This is one of the most thoughtfull andd affirming poems i have read recently i love the metaphor and the thought of you being inspired by the tangled treelights. i love the scale of your imagery ( does that make sense?) from floor-bound to stars from domestic to univeresal
and i love the last line ''So she rests and gleams where she is..'' it is a very warm poem and i can't offer any improvement ...i don't think it needs any
This is lovely :) ...and i second everything that lmz wrote :)) this is very humble and very sweet and i loved the metaphor you used..the only line that gave me trouble was the second..something doesnt read quite right...

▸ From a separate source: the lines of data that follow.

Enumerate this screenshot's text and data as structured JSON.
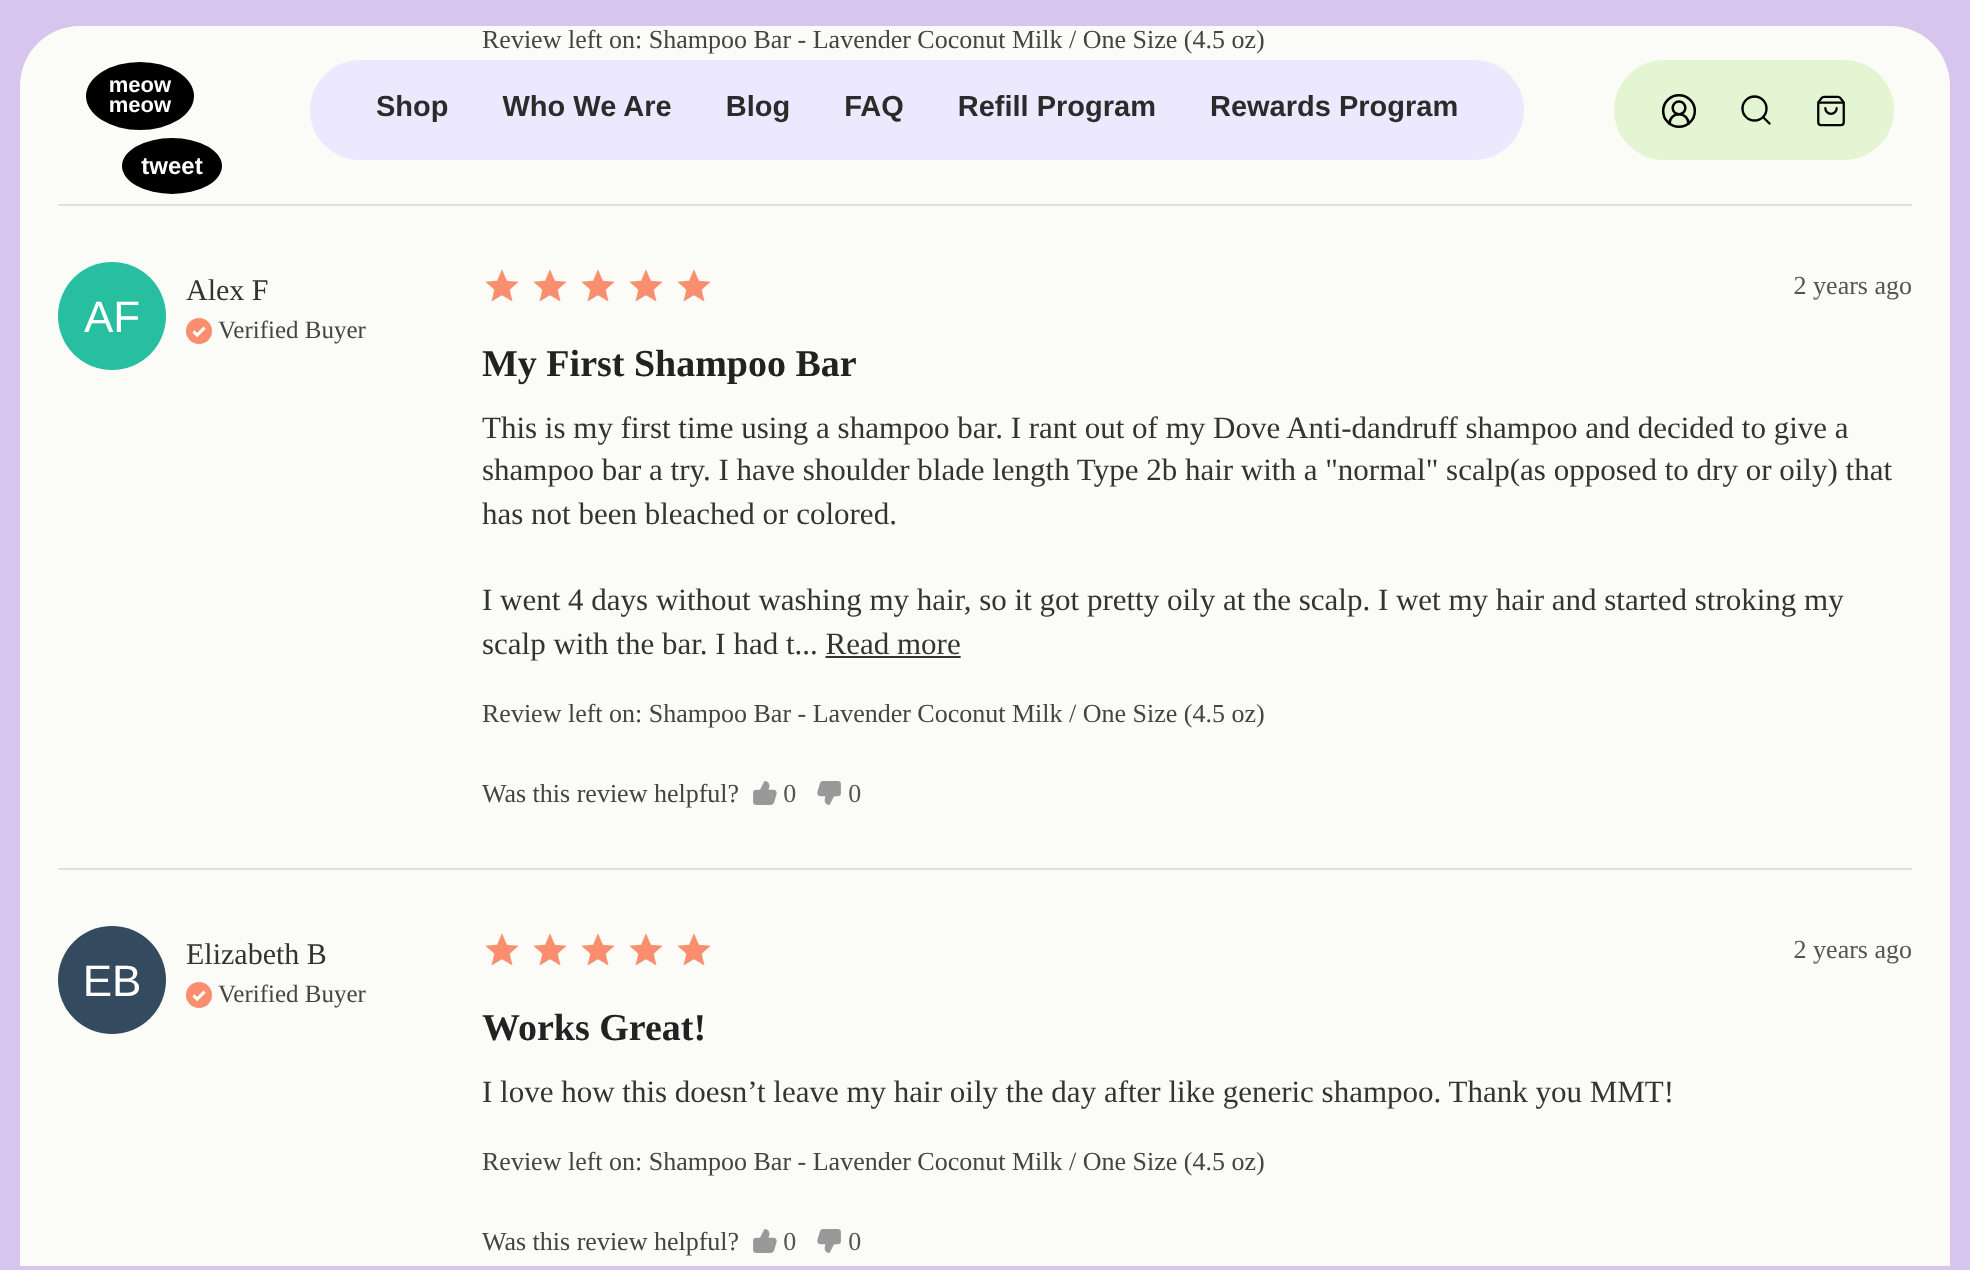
{
  "scrolled_text": "Review left on: Shampoo Bar - Lavender Coconut Milk / One Size (4.5 oz)",
  "logo": {
    "top": [
      "meow",
      "meow"
    ],
    "bottom": "tweet"
  },
  "nav": [
    "Shop",
    "Who We Are",
    "Blog",
    "FAQ",
    "Refill Program",
    "Rewards Program"
  ],
  "reviews": [
    {
      "initials": "AF",
      "color": "#27bf9f",
      "name": "Alex F",
      "badge": "Verified Buyer",
      "stars": 5,
      "date": "2 years ago",
      "title": "My First Shampoo Bar",
      "paragraphs": [
        "This is my first time using a shampoo bar. I rant out of my Dove Anti-dandruff shampoo and decided to give a shampoo bar a try. I have shoulder blade length Type 2b hair with a \"normal\" scalp(as opposed to dry or oily) that has not been bleached or colored.",
        "I went 4 days without washing my hair, so it got pretty oily at the scalp. I wet my hair and started stroking my scalp with the bar. I had t..."
      ],
      "read_more": "Read more",
      "product": "Review left on: Shampoo Bar - Lavender Coconut Milk / One Size (4.5 oz)",
      "helpful": "Was this review helpful?",
      "up": "0",
      "down": "0"
    },
    {
      "initials": "EB",
      "color": "#344a5e",
      "name": "Elizabeth B",
      "badge": "Verified Buyer",
      "stars": 5,
      "date": "2 years ago",
      "title": "Works Great!",
      "paragraphs": [
        "I love how this doesn’t leave my hair oily the day after like generic shampoo. Thank you MMT!"
      ],
      "product": "Review left on: Shampoo Bar - Lavender Coconut Milk / One Size (4.5 oz)",
      "helpful": "Was this review helpful?",
      "up": "0",
      "down": "0"
    }
  ]
}
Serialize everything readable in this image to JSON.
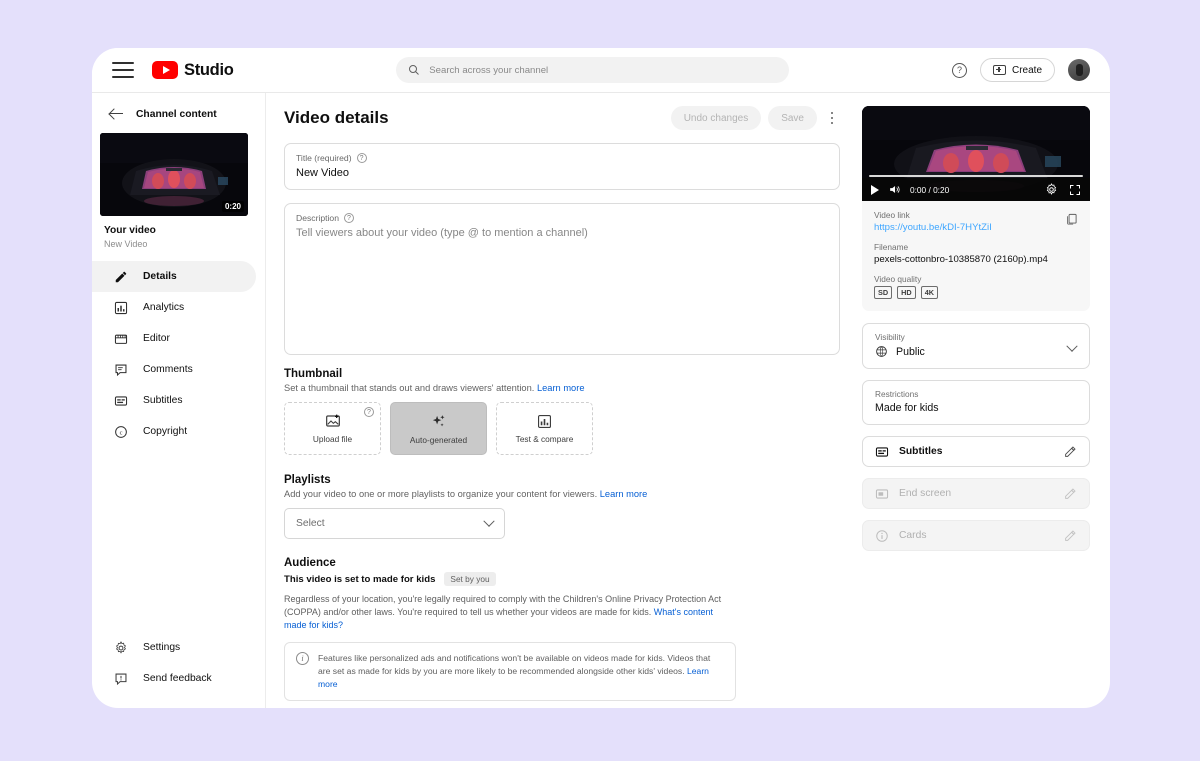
{
  "topbar": {
    "brand_name": "Studio",
    "menu_icon": "hamburger-icon",
    "search_placeholder": "Search across your channel",
    "search_value": "",
    "help_label": "?",
    "create_label": "Create"
  },
  "leftnav": {
    "back_label": "Channel content",
    "video_duration": "0:20",
    "video_heading": "Your video",
    "video_subtitle": "New Video",
    "items": [
      {
        "label": "Details",
        "icon": "pencil-icon",
        "active": true
      },
      {
        "label": "Analytics",
        "icon": "bar-chart-icon",
        "active": false
      },
      {
        "label": "Editor",
        "icon": "clapper-icon",
        "active": false
      },
      {
        "label": "Comments",
        "icon": "comment-icon",
        "active": false
      },
      {
        "label": "Subtitles",
        "icon": "subtitles-icon",
        "active": false
      },
      {
        "label": "Copyright",
        "icon": "copyright-icon",
        "active": false
      }
    ],
    "bottom_items": [
      {
        "label": "Settings",
        "icon": "gear-icon"
      },
      {
        "label": "Send feedback",
        "icon": "feedback-icon"
      }
    ]
  },
  "main": {
    "page_title": "Video details",
    "undo_label": "Undo changes",
    "save_label": "Save",
    "title_field": {
      "label": "Title (required)",
      "value": "New Video"
    },
    "description_field": {
      "label": "Description",
      "placeholder": "Tell viewers about your video (type @ to mention a channel)",
      "value": ""
    },
    "thumbnail": {
      "heading": "Thumbnail",
      "subtext": "Set a thumbnail that stands out and draws viewers' attention.",
      "learn_more": "Learn more",
      "options": [
        {
          "label": "Upload file",
          "icon": "image-upload-icon",
          "selected": false
        },
        {
          "label": "Auto-generated",
          "icon": "sparkle-icon",
          "selected": true
        },
        {
          "label": "Test & compare",
          "icon": "bar-chart-icon",
          "selected": false
        }
      ]
    },
    "playlists": {
      "heading": "Playlists",
      "subtext": "Add your video to one or more playlists to organize your content for viewers.",
      "learn_more": "Learn more",
      "select_value": "Select"
    },
    "audience": {
      "heading": "Audience",
      "status_text": "This video is set to made for kids",
      "status_badge": "Set by you",
      "legal_text": "Regardless of your location, you're legally required to comply with the Children's Online Privacy Protection Act (COPPA) and/or other laws. You're required to tell us whether your videos are made for kids.",
      "legal_link": "What's content made for kids?",
      "info_text": "Features like personalized ads and notifications won't be available on videos made for kids. Videos that are set as made for kids by you are more likely to be recommended alongside other kids' videos.",
      "info_link": "Learn more"
    }
  },
  "right": {
    "player": {
      "time": "0:00 / 0:20",
      "play_icon": "play-icon",
      "volume_icon": "volume-icon",
      "settings_icon": "gear-icon",
      "fullscreen_icon": "fullscreen-icon"
    },
    "video_link_label": "Video link",
    "video_link_value": "https://youtu.be/kDI-7HYtZiI",
    "filename_label": "Filename",
    "filename_value": "pexels-cottonbro-10385870 (2160p).mp4",
    "quality_label": "Video quality",
    "quality_badges": [
      "SD",
      "HD",
      "4K"
    ],
    "visibility_label": "Visibility",
    "visibility_value": "Public",
    "restrictions_label": "Restrictions",
    "restrictions_value": "Made for kids",
    "rows": [
      {
        "label": "Subtitles",
        "icon": "subtitles-icon",
        "disabled": false
      },
      {
        "label": "End screen",
        "icon": "endscreen-icon",
        "disabled": true
      },
      {
        "label": "Cards",
        "icon": "info-icon",
        "disabled": true
      }
    ]
  },
  "colors": {
    "brand_red": "#ff0000",
    "link_blue": "#065fd4",
    "player_link": "#3ea6ff",
    "page_bg": "#e4e0fb"
  }
}
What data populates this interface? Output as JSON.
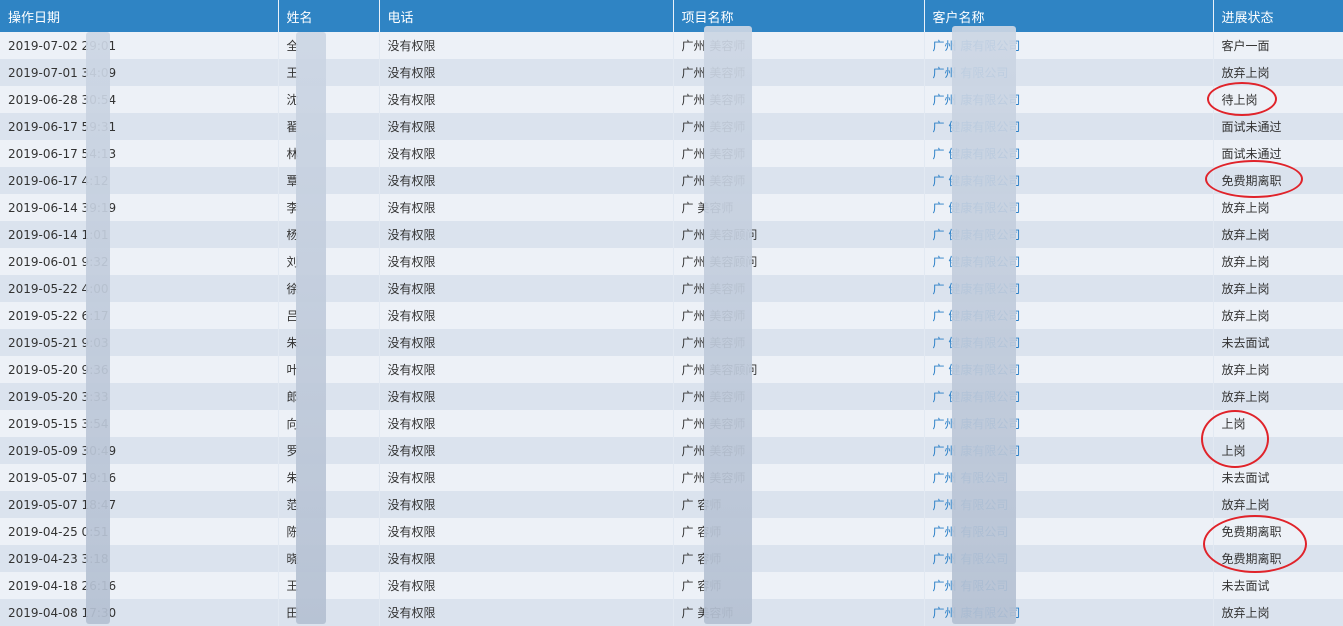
{
  "headers": [
    "操作日期",
    "姓名",
    "电话",
    "项目名称",
    "客户名称",
    "进展状态"
  ],
  "rows": [
    {
      "date": "2019-07-02 29:01",
      "name": "全",
      "phone": "没有权限",
      "project": "广州 美容师",
      "client": "广州 康有限公司",
      "status": "客户一面"
    },
    {
      "date": "2019-07-01 34:09",
      "name": "王",
      "phone": "没有权限",
      "project": "广州 美容师",
      "client": "广州 有限公司",
      "status": "放弃上岗"
    },
    {
      "date": "2019-06-28 30:54",
      "name": "沈",
      "phone": "没有权限",
      "project": "广州 美容师",
      "client": "广州 康有限公司",
      "status": "待上岗"
    },
    {
      "date": "2019-06-17 59:31",
      "name": "翟",
      "phone": "没有权限",
      "project": "广州 美容师",
      "client": "广 健康有限公司",
      "status": "面试未通过"
    },
    {
      "date": "2019-06-17 54:13",
      "name": "林",
      "phone": "没有权限",
      "project": "广州 美容师",
      "client": "广 健康有限公司",
      "status": "面试未通过"
    },
    {
      "date": "2019-06-17 4:12",
      "name": "覃",
      "phone": "没有权限",
      "project": "广州 美容师",
      "client": "广 健康有限公司",
      "status": "免费期离职"
    },
    {
      "date": "2019-06-14 39:19",
      "name": "李",
      "phone": "没有权限",
      "project": "广 美容师",
      "client": "广 健康有限公司",
      "status": "放弃上岗"
    },
    {
      "date": "2019-06-14 1:01",
      "name": "杨",
      "phone": "没有权限",
      "project": "广州 美容顾问",
      "client": "广 健康有限公司",
      "status": "放弃上岗"
    },
    {
      "date": "2019-06-01 9:32",
      "name": "刘",
      "phone": "没有权限",
      "project": "广州 美容顾问",
      "client": "广 健康有限公司",
      "status": "放弃上岗"
    },
    {
      "date": "2019-05-22 4:00",
      "name": "徐",
      "phone": "没有权限",
      "project": "广州 美容师",
      "client": "广 健康有限公司",
      "status": "放弃上岗"
    },
    {
      "date": "2019-05-22 6:17",
      "name": "吕",
      "phone": "没有权限",
      "project": "广州 美容师",
      "client": "广 健康有限公司",
      "status": "放弃上岗"
    },
    {
      "date": "2019-05-21 9:03",
      "name": "朱",
      "phone": "没有权限",
      "project": "广州 美容师",
      "client": "广 健康有限公司",
      "status": "未去面试"
    },
    {
      "date": "2019-05-20 9:36",
      "name": "叶",
      "phone": "没有权限",
      "project": "广州 美容顾问",
      "client": "广 健康有限公司",
      "status": "放弃上岗"
    },
    {
      "date": "2019-05-20 3:33",
      "name": "郎",
      "phone": "没有权限",
      "project": "广州 美容师",
      "client": "广 健康有限公司",
      "status": "放弃上岗"
    },
    {
      "date": "2019-05-15 3:54",
      "name": "向",
      "phone": "没有权限",
      "project": "广州 美容师",
      "client": "广州 康有限公司",
      "status": "上岗"
    },
    {
      "date": "2019-05-09 30:49",
      "name": "罗",
      "phone": "没有权限",
      "project": "广州 美容师",
      "client": "广州 康有限公司",
      "status": "上岗"
    },
    {
      "date": "2019-05-07 19:16",
      "name": "朱",
      "phone": "没有权限",
      "project": "广州 美容师",
      "client": "广州 有限公司",
      "status": "未去面试"
    },
    {
      "date": "2019-05-07 18:47",
      "name": "范",
      "phone": "没有权限",
      "project": "广 容师",
      "client": "广州 有限公司",
      "status": "放弃上岗"
    },
    {
      "date": "2019-04-25 0:51",
      "name": "陈",
      "phone": "没有权限",
      "project": "广 容师",
      "client": "广州 有限公司",
      "status": "免费期离职"
    },
    {
      "date": "2019-04-23 3:18",
      "name": "晓",
      "phone": "没有权限",
      "project": "广 容师",
      "client": "广州 有限公司",
      "status": "免费期离职"
    },
    {
      "date": "2019-04-18 26:16",
      "name": "王",
      "phone": "没有权限",
      "project": "广 容师",
      "client": "广州 有限公司",
      "status": "未去面试"
    },
    {
      "date": "2019-04-08 17:30",
      "name": "田",
      "phone": "没有权限",
      "project": "广 美容师",
      "client": "广州 康有限公司",
      "status": "放弃上岗"
    }
  ]
}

This is a lovely poem. This says so much in the way of self-esteem and confidence. She doesnt need to be an attention seeker or stand out in a crowd. She is happy and content just being where and who she is. She is thankful for what she has and is comfortable wearing her own shoes. Not out to impress anyone as she has already impressed the most important person...herself. Very strong and solid poem. I love the metaphor you have used here. Nice work. Take care.
Wow Chrystine, this was amazing. I get the feeling of a person who knows they are a shining bright light yet are humble and content enough with themselves that they need not flaunt that to the world or put it on display...because the greater glory will come at the end and be an awe inspiring legacy. But until that time this person will glow and gleam like you say. Nice stuff...I think this was grrrrr8!